Kenison goes on to state that based on the groundwater elevation data and construction profiles, DES has concerns that there is the potential for subsurface utility backfill to result in groundwater flow patterns that are sensitive to ecological receptors in the nearby Dumpling Brook.
DES is suggesting that the Flatley Company redesign its utility layout to avoid impacting the brook, and it is discouraging the developer from installing water supply wells and use of site groundwater for potable water at the future housing property, states the email.
The entire Flatley project, once complete, will convert nearly 150 acres of land into 240 apartments, 300,000 square feet of retail space and 120,000 square feet of industrial space adjacent to Saint-Gobain along the Daniel Webster Highway; the future retail space will require its own individual site plans and additional approval from the Planning Board.
Five residential buildings to accommodate 240 one- and two-bedroom garden-style apartments, a pool, tennis courts and clubhouse are included in the plans, although the first phase of construction includes four residential buildings; town permits have already been granted for the first portion of the project.

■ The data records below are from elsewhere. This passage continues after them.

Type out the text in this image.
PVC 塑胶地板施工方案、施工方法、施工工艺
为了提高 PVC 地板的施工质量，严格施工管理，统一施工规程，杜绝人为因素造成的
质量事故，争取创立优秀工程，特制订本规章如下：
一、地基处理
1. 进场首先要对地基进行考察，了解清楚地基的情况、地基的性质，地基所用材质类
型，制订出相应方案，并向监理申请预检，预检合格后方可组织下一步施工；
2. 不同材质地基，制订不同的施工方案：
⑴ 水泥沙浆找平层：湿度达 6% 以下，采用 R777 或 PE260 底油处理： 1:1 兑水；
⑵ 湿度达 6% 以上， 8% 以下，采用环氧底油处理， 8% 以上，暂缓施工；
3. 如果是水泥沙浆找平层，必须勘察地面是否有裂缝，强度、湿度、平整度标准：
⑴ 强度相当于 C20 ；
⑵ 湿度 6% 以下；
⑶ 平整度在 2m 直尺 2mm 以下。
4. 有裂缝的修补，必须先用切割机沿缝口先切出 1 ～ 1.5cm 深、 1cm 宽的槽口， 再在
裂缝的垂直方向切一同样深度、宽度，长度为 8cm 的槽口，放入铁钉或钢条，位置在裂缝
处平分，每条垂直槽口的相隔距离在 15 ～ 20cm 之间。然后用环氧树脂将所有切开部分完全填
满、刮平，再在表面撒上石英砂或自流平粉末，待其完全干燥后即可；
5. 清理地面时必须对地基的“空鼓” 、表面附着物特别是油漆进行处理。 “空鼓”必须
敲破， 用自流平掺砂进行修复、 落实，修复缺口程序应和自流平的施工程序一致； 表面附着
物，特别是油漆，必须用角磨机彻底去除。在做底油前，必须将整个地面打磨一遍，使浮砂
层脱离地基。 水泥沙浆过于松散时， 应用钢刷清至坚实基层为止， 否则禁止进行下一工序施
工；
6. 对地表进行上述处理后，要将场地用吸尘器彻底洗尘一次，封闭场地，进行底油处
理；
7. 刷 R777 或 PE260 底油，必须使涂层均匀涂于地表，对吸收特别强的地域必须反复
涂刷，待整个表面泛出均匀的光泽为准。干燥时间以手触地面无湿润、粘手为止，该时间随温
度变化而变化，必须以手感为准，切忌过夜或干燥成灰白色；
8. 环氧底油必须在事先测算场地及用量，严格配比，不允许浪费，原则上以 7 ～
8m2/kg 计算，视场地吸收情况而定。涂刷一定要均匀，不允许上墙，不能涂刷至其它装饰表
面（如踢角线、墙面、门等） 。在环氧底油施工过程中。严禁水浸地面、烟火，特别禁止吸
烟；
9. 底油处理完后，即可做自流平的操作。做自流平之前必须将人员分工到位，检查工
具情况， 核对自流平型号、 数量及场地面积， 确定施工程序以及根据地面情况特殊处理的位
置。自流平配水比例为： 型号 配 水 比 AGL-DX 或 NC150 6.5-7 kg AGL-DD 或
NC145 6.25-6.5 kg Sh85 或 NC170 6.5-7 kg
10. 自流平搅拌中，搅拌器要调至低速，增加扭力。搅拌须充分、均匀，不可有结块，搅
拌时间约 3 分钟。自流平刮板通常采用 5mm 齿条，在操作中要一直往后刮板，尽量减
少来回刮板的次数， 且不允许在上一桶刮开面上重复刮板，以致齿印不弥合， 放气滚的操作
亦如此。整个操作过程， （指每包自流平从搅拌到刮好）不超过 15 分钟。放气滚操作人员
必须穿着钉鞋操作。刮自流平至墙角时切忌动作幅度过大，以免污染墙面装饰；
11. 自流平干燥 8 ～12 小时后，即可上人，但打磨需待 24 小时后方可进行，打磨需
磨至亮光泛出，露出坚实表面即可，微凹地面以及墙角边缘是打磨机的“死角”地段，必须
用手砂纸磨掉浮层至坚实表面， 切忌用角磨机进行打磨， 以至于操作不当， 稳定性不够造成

“We appreciate your help and direction and guidance from DES,” Flatley wrote Tuesday in an email to Lisa Newton of DES. “We will be working diligently to follow your suggestions as we soon get started on this project that we hope will be a tremendous asset to the Merrimack community.”
DES is discouraging Flatley from removing any soils from the property at 701 Daniel Webster Highway — directly next to Saint-Gobain’s property at 685 Daniel Webster Highway — stating that if soils are removed, it could potentially pose a risk to groundwater quality at another location and “potentially expose Flatley to liability related to resultant impacts at the receiving properties,” states Kenison’s email.
According to the correspondence, Flatley has informed DES that no soils will be removed from the property during construction. In addition, DES is recommending that Flatley consider developing a Health and Safety Plan and a separate soil and groundwater management plan to prevent exposure to site contaminants during and after construction.